On the evening of October 30, grentperez performed at The Danforth Music Hall. The 21-year-old musician was headlining as part of his North American “growing up?” tour, having released his most recent EP When We Were Younger this June.
Fans lined up in the cold all along Danforth Avenue, and at 7:00 pm sharp, they filtered in through the venue’s doors. Almost all were young high school and university-aged teenagers, and animated conversations filled the place. As groups of friends holding signs hurried down the slanted floor of the concert hall, security guards repeatedly told them not to run. A few ran anyway, giggling with adrenaline and excitement. Many people can be heard speaking in Filipino. Though raised in Sydney, Australia, grentperez — or Grant Perez — is of Filipino descent, and the demographic of his fans reflects his roots: the place is filled with young Filipino-Canadians.
When grentperez took the stage, he burst on with electrifying energy, starting off his set with the upbeat song “When The Day Is Done.” The indie-pop rising star made his way across the stage with a grin, as his magnetic stage presence and strong vocals captured the entire room. In between songs, he interacted with the crowd, making jokes and filling the air with warm laughter. It felt like a small hangout with good friends.
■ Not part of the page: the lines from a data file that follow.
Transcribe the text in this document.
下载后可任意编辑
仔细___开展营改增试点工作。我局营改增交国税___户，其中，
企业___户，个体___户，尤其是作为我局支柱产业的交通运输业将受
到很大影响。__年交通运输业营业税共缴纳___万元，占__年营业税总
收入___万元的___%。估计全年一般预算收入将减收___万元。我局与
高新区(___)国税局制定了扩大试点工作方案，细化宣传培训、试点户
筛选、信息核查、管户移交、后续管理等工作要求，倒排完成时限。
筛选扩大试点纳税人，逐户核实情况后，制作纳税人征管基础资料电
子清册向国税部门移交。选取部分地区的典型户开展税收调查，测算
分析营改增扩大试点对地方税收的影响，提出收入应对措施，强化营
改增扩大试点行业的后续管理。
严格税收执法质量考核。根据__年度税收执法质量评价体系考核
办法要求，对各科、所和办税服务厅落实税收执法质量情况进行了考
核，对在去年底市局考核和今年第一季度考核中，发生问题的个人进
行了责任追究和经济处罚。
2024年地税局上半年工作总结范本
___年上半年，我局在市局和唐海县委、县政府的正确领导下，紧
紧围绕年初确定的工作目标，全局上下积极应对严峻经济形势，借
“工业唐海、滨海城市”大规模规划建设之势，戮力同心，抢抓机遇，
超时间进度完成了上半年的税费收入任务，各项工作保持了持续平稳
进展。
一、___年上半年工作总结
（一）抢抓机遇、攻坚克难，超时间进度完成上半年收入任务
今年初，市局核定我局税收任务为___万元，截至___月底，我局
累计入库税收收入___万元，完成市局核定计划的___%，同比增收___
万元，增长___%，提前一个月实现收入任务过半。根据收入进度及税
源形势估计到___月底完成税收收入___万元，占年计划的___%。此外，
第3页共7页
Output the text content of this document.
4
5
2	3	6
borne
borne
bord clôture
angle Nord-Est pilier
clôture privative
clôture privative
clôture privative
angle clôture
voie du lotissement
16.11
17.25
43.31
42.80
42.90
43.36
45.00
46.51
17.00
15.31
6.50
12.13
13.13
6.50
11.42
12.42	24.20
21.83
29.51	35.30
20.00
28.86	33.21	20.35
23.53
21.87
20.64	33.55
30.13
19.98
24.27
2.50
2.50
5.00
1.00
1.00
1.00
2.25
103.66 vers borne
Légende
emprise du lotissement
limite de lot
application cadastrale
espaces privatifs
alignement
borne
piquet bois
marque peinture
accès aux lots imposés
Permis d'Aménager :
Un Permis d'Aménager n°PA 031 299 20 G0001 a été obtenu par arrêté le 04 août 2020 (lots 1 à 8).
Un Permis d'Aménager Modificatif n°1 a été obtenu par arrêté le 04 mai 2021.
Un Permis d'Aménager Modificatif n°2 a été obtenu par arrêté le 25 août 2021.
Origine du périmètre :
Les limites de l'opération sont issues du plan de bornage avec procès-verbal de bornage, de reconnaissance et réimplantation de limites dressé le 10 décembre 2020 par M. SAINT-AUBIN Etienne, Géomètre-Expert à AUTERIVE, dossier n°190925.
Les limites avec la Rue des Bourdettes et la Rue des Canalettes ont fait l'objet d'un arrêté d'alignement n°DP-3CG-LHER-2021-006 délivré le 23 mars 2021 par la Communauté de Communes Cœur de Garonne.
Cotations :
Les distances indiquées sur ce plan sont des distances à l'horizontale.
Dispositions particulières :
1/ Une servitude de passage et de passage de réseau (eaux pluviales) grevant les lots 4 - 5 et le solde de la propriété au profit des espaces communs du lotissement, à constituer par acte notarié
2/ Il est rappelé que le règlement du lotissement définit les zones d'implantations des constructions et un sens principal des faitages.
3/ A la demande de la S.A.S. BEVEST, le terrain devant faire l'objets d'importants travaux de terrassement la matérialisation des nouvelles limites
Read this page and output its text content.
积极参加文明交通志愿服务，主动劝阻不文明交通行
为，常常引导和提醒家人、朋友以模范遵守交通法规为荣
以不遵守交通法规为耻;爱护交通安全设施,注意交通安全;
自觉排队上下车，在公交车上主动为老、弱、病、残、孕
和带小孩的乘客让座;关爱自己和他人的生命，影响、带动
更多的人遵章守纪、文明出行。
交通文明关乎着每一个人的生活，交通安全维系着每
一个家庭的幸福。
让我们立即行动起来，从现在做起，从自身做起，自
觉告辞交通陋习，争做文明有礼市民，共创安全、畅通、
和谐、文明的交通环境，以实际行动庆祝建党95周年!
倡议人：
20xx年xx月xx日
“Can I get a ‘mahal kita’ on the count of three? One! Two! Three!” grentperez gestured with both hands as if he’s the one listening to music, while the crowd answered with a shout: “Mahal kita!”
“Wow,” he laughed. “So fluent. Now you guys can, like, immigrate to the Philippines.”
“Mahal kita” means “I love you” in Filipino, and several young fans held up hand-drawn signs that said “Mahal kita, kuya” — “I love you, older brother.”